Obligate intracellular pathogens, such as Chlamydia, reside and replicate in the relative safety of cytoplasmic vesicles. But infected cells often burst this cytoplasmic bubble by committing altruistic suicide through the induction of apoptosis. Now, a recent study in the Journal of Experimental Medicine shows that Chlamydia can inhibit this programmed cell death by eliminating pro-apoptotic proteins.

To investigate the molecular mechanisms used by Chlamydia to modulate apoptosis, Georg Häcker and colleagues exposed both Chlamydia-infected and uninfected human cells to UV irradiation. UV irradiation activates pro-apoptotic proteins such as BIM, which in turn activates BAX and BAK. The pathway culminates with the release of cytochrome c from the mitochondria and the induction of the deadly caspase cascade.

As expected, cells that had been infected with Chlamydia were protected against UV-induced apoptosis. Importantly, cytochrome c was retained in the mitochondria in these cells, in contrast to control cells, which showed cytosolic staining with anti-cytochrome-c antibodies. Infected cells had normal amounts of BAX/BAK protein — the mediators of cytochrome-c release — but the level of activated protein was reduced.
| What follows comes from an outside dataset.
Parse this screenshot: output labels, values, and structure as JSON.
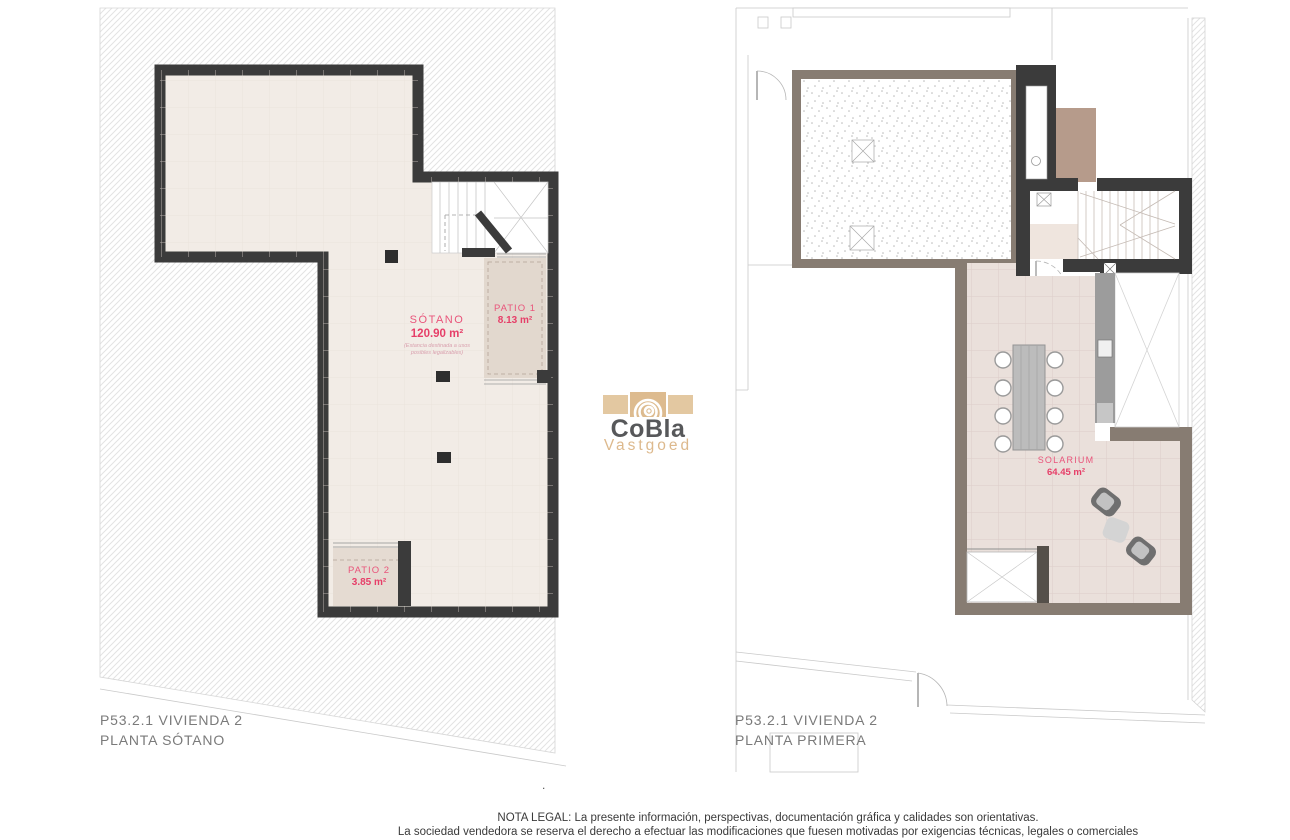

So, Fischer et al. turned their attention to the BH3-only protein BIM, and made the startling discovery that, despite normal expression of BIM mRNA, the protein had “almost completely disappeared from Chlamydia-infected cells”. The same was true for two other BH3-only proteins, PUMA and BAD, and experiments using a proteolytic inhibitor implicated the proteosome as the agent of destruction.

In normal cells, BIM is protected from activation by sequestration to the cytoskeleton, and disruption of cellular architecture by intracellular infection might release the protein and induce apoptosis. By destroying BIM, Chlamydia prevents host-cell death, thereby ensuring its own survival.